The third strategy that has been studied in unstable angina and non-Q wave myocardial infarction was that used in the 4P’s studies, namely: The Platelet Receptor Inhibition inhibition in Ischemic Syndrome Management (PRISM) (8), The Platelet Receptor Inhibition in Ischemic Syndrome Management in Patients Limited by Unstable Angina Signs and Symptoms (PRISM-PLUS) (9), The Platelet Glycoprotein IIb/IIIa in Unstable Angina Using Integrilin Therapy (PURSUIT)(10), and Platelet IIb/IIIa Antagonism for the Reduction of Acute Coronary Syndrome Events in a Global Organization Network ( PARAGON) (11). In this group of studies different GpIIb/IIIa receptor inhibitors were used on top of the classical medical regimens that are used at the different study sites. Coronary angioplasty was not mandated by design in any of these studies. In the PRISM trial , a 48 hour infusion of tirofiban without heparin produced a 36% reduction in the primary composite endpoint of death, myocardial infarction or refractory ischemia at 48 hours compared with an infusion of heparin alone. This beneficial effect was neutralized at 30 days.

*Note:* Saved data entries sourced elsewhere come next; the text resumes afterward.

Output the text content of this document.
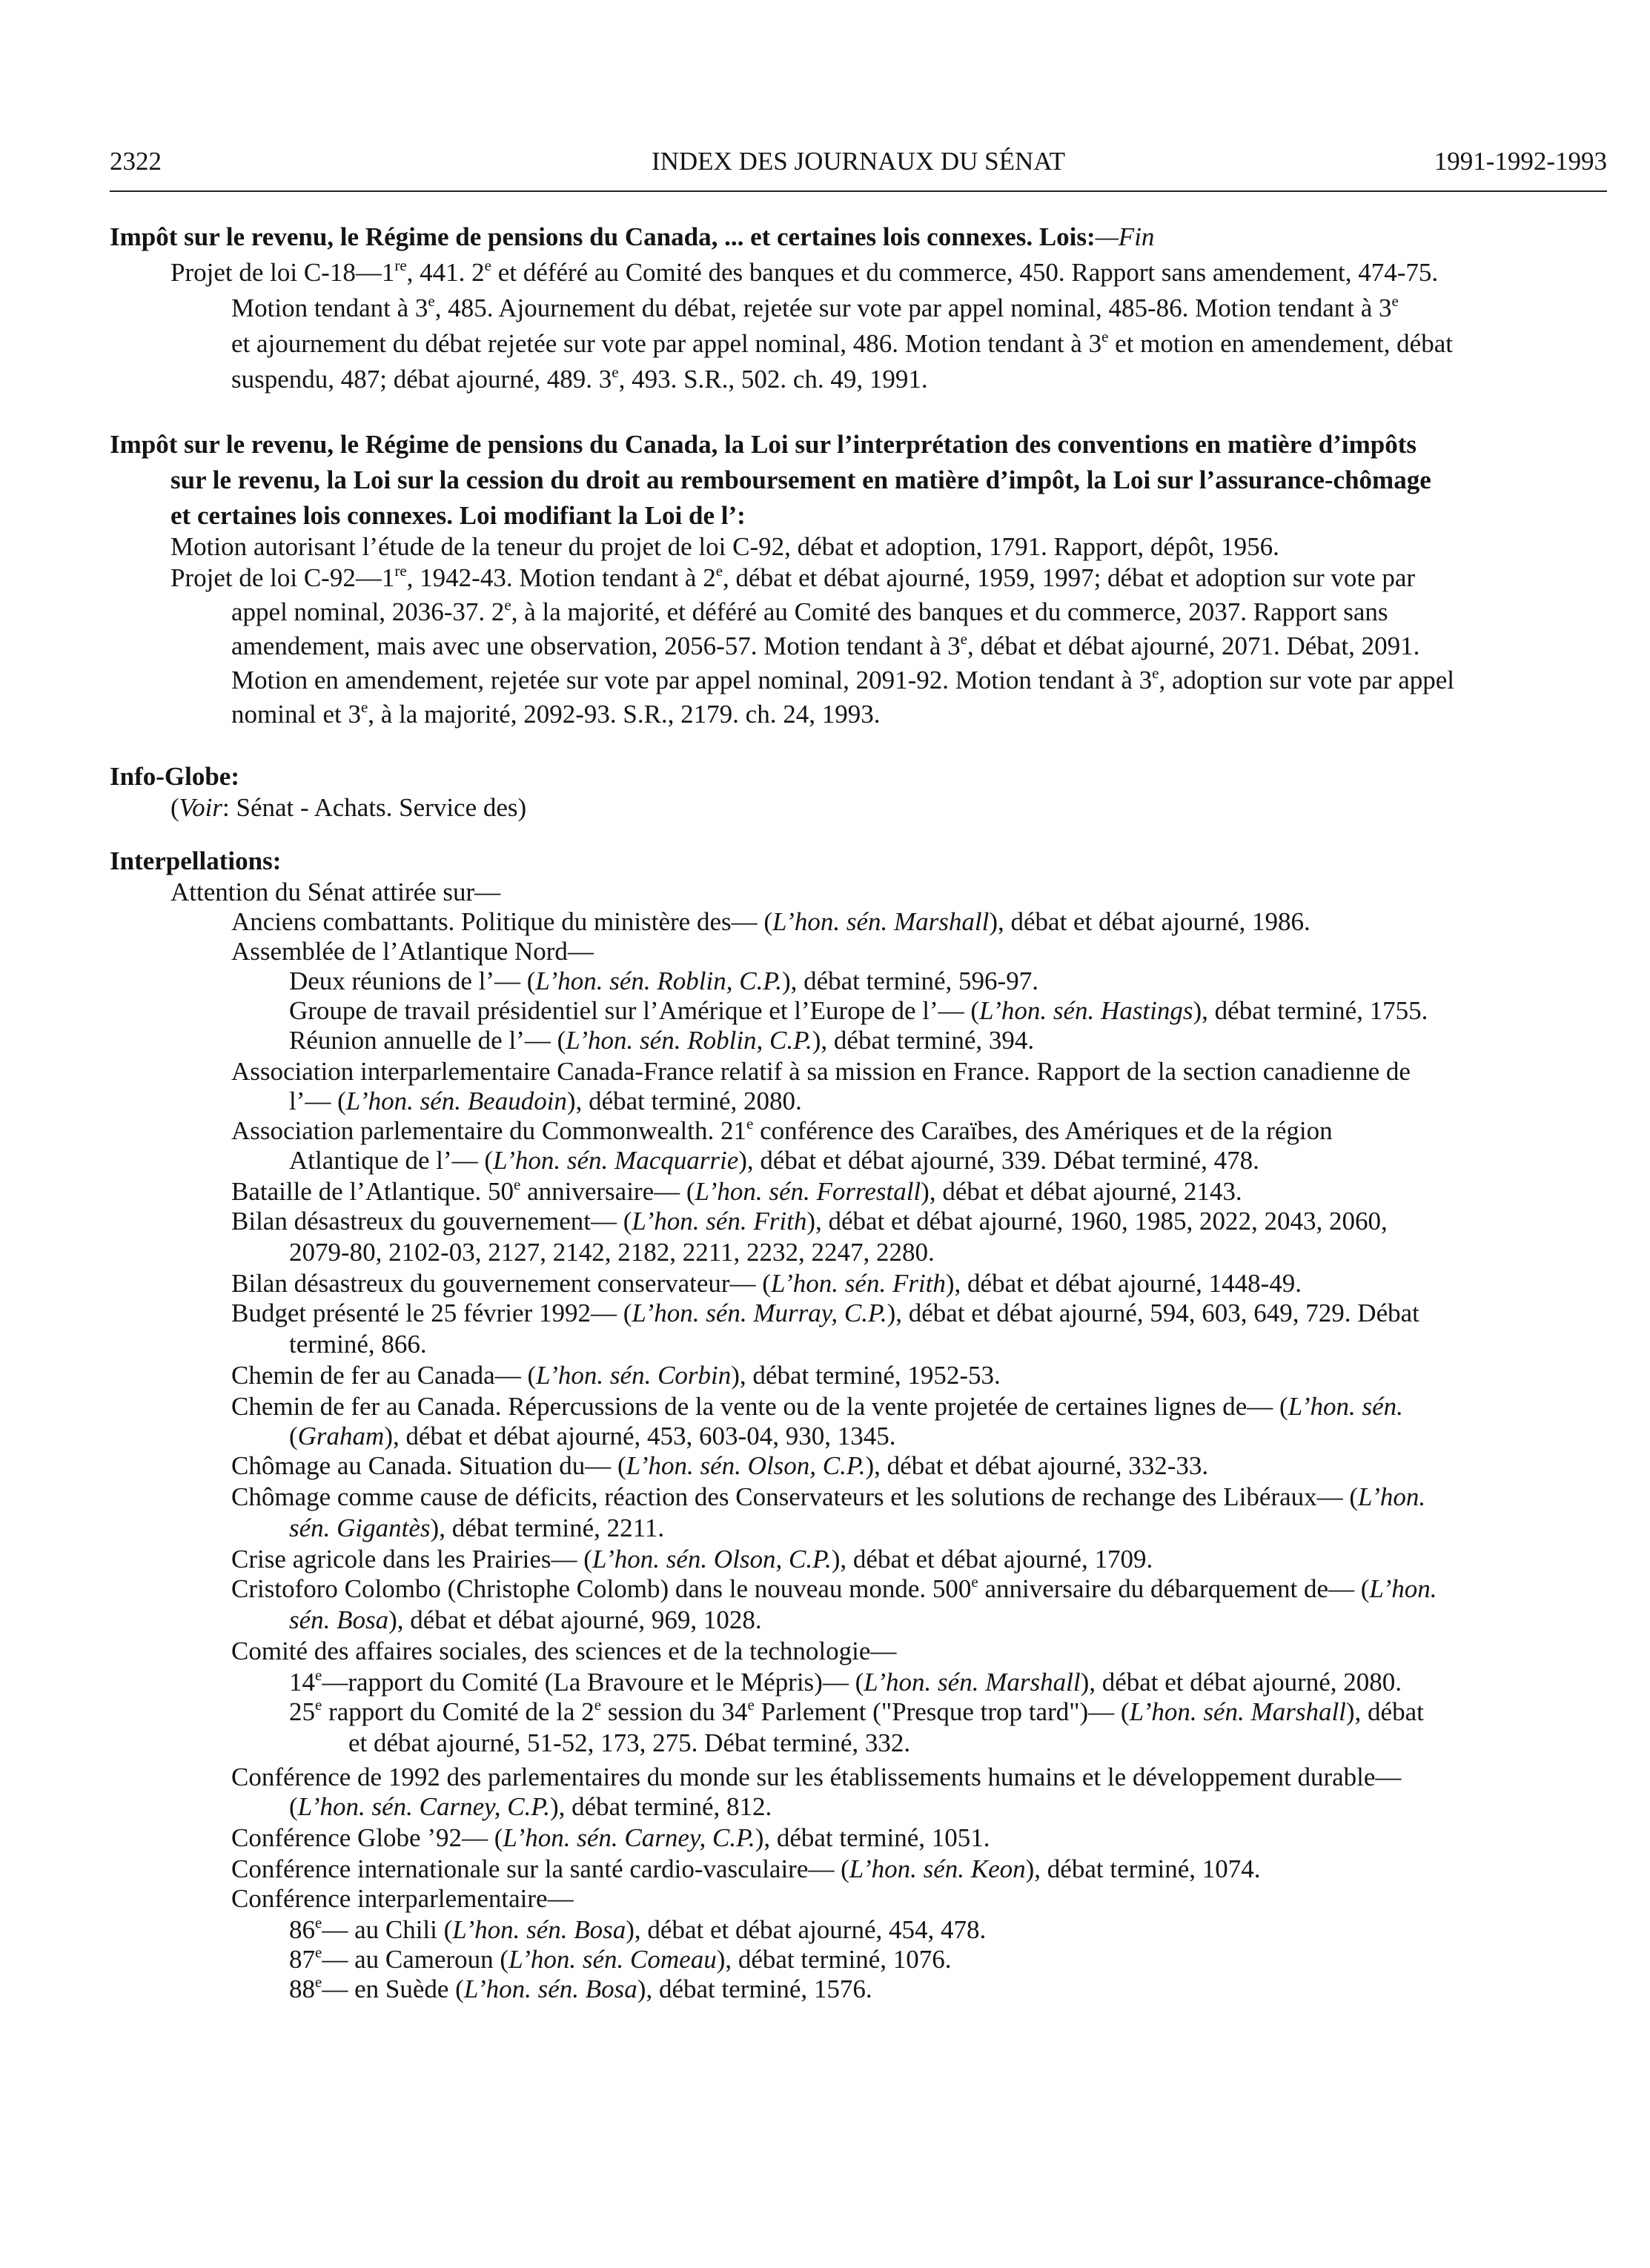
2322	INDEX DES JOURNAUX DU SÉNAT	1991-1992-1993
Impôt sur le revenu, le Régime de pensions du Canada, ... et certaines lois connexes. Lois:—Fin
Projet de loi C-18—1re, 441. 2e et déféré au Comité des banques et du commerce, 450. Rapport sans amendement, 474-75.
Motion tendant à 3e, 485. Ajournement du débat, rejetée sur vote par appel nominal, 485-86. Motion tendant à 3e
et ajournement du débat rejetée sur vote par appel nominal, 486. Motion tendant à 3e et motion en amendement, débat
suspendu, 487; débat ajourné, 489. 3e, 493. S.R., 502. ch. 49, 1991.
Impôt sur le revenu, le Régime de pensions du Canada, la Loi sur l’interprétation des conventions en matière d’impôts
sur le revenu, la Loi sur la cession du droit au remboursement en matière d’impôt, la Loi sur l’assurance-chômage
et certaines lois connexes. Loi modifiant la Loi de l’:
Motion autorisant l’étude de la teneur du projet de loi C-92, débat et adoption, 1791. Rapport, dépôt, 1956.
Projet de loi C-92—1re, 1942-43. Motion tendant à 2e, débat et débat ajourné, 1959, 1997; débat et adoption sur vote par
appel nominal, 2036-37. 2e, à la majorité, et déféré au Comité des banques et du commerce, 2037. Rapport sans
amendement, mais avec une observation, 2056-57. Motion tendant à 3e, débat et débat ajourné, 2071. Débat, 2091.
Motion en amendement, rejetée sur vote par appel nominal, 2091-92. Motion tendant à 3e, adoption sur vote par appel
nominal et 3e, à la majorité, 2092-93. S.R., 2179. ch. 24, 1993.
Info-Globe:
(Voir: Sénat - Achats. Service des)
Interpellations:
Attention du Sénat attirée sur—
Anciens combattants. Politique du ministère des— (L’hon. sén. Marshall), débat et débat ajourné, 1986.
Assemblée de l’Atlantique Nord—
Deux réunions de l’— (L’hon. sén. Roblin, C.P.), débat terminé, 596-97.
Groupe de travail présidentiel sur l’Amérique et l’Europe de l’— (L’hon. sén. Hastings), débat terminé, 1755.
Réunion annuelle de l’— (L’hon. sén. Roblin, C.P.), débat terminé, 394.
Association interparlementaire Canada-France relatif à sa mission en France. Rapport de la section canadienne de
l’— (L’hon. sén. Beaudoin), débat terminé, 2080.
Association parlementaire du Commonwealth. 21e conférence des Caraïbes, des Amériques et de la région
Atlantique de l’— (L’hon. sén. Macquarrie), débat et débat ajourné, 339. Débat terminé, 478.
Bataille de l’Atlantique. 50e anniversaire— (L’hon. sén. Forrestall), débat et débat ajourné, 2143.
Bilan désastreux du gouvernement— (L’hon. sén. Frith), débat et débat ajourné, 1960, 1985, 2022, 2043, 2060,
2079-80, 2102-03, 2127, 2142, 2182, 2211, 2232, 2247, 2280.
Bilan désastreux du gouvernement conservateur— (L’hon. sén. Frith), débat et débat ajourné, 1448-49.
Budget présenté le 25 février 1992— (L’hon. sén. Murray, C.P.), débat et débat ajourné, 594, 603, 649, 729. Débat
terminé, 866.
Chemin de fer au Canada— (L’hon. sén. Corbin), débat terminé, 1952-53.
Chemin de fer au Canada. Répercussions de la vente ou de la vente projetée de certaines lignes de— (L’hon. sén.
(Graham), débat et débat ajourné, 453, 603-04, 930, 1345.
Chômage au Canada. Situation du— (L’hon. sén. Olson, C.P.), débat et débat ajourné, 332-33.
Chômage comme cause de déficits, réaction des Conservateurs et les solutions de rechange des Libéraux— (L’hon.
sén. Gigantès), débat terminé, 2211.
Crise agricole dans les Prairies— (L’hon. sén. Olson, C.P.), débat et débat ajourné, 1709.
Cristoforo Colombo (Christophe Colomb) dans le nouveau monde. 500e anniversaire du débarquement de— (L’hon.
sén. Bosa), débat et débat ajourné, 969, 1028.
Comité des affaires sociales, des sciences et de la technologie—
14e—rapport du Comité (La Bravoure et le Mépris)— (L’hon. sén. Marshall), débat et débat ajourné, 2080.
25e rapport du Comité de la 2e session du 34e Parlement ("Presque trop tard")— (L’hon. sén. Marshall), débat
et débat ajourné, 51-52, 173, 275. Débat terminé, 332.
Conférence de 1992 des parlementaires du monde sur les établissements humains et le développement durable—
(L’hon. sén. Carney, C.P.), débat terminé, 812.
Conférence Globe ’92— (L’hon. sén. Carney, C.P.), débat terminé, 1051.
Conférence internationale sur la santé cardio-vasculaire— (L’hon. sén. Keon), débat terminé, 1074.
Conférence interparlementaire—
86e— au Chili (L’hon. sén. Bosa), débat et débat ajourné, 454, 478.
87e— au Cameroun (L’hon. sén. Comeau), débat terminé, 1076.
88e— en Suède (L’hon. sén. Bosa), débat terminé, 1576.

In the PRISM-PLUS study, patients with unstable angina and non-Q wave myocardial infarction were randomized into one of three arms: tirofiban plus heparin and aspirin, tirofiban plus aspirin or aspirin plus heparin. The primary endpoint of the study (a composite of death, myocardial infarction and refractory ischemia) was reduced by 32% at 7 days. This efficacy was carried along to 30 and 180 days respectively. Adding tirofiban to heparin and aspirin reduced the secondary endpoint of death and myocardial infarction in all studied patients, those who were treated medically, with coronary angioplasty or coronary bypass surgery. In addition , the combination treatment arm has a higher incidence of TIMI-3 flow and a lower thrombus load compared to aspirin and heparin alone.
PURSUIT compared the effects of eptifibatide (integrilin) bolus and infusion versus placebo in around 11000 patients admitted with unstable angina or non-Q wave myocardial infarction. Eptifibatide reduced the incidence of death and myocardial infarction by 9.5% at 30 days (p=0.04). Eptifibatide efficacy was not consistent among all the studied patient groups. In a subgroup analysis, this drug was not superior to placebo in women and in patients enrolled outside the US.
In PARAGON, patients admitted with unstable angina were randomized into one of five treatment arms: placebo, lamifiban(1ug/kg/min) with or without heparin and lamifiban (5ug/kg/min) with or without heparin. No clear benefit could be demonstrated for lamifiban over placebo at 30 days. However, the 6 months results showed that low dose lamifiban with heparin was superior to placebo suggesting a possible coronary passivation effect.
In conclusion, although the findings of the clinical trials suggest a beneficial effect of GPIIb/IIIa receptor inhibitors for the treatment of ACS, the studies indicate that these drugs do not have the same therapeutic potency and comparative studies are probably needed. In addition, it seems that these drugs should be reserved for patients manifesting certain clinical, electrocardiographic or biochemical markers that would identify patients who are most likely to respond to GpIIb/IIIa receptor inhibition.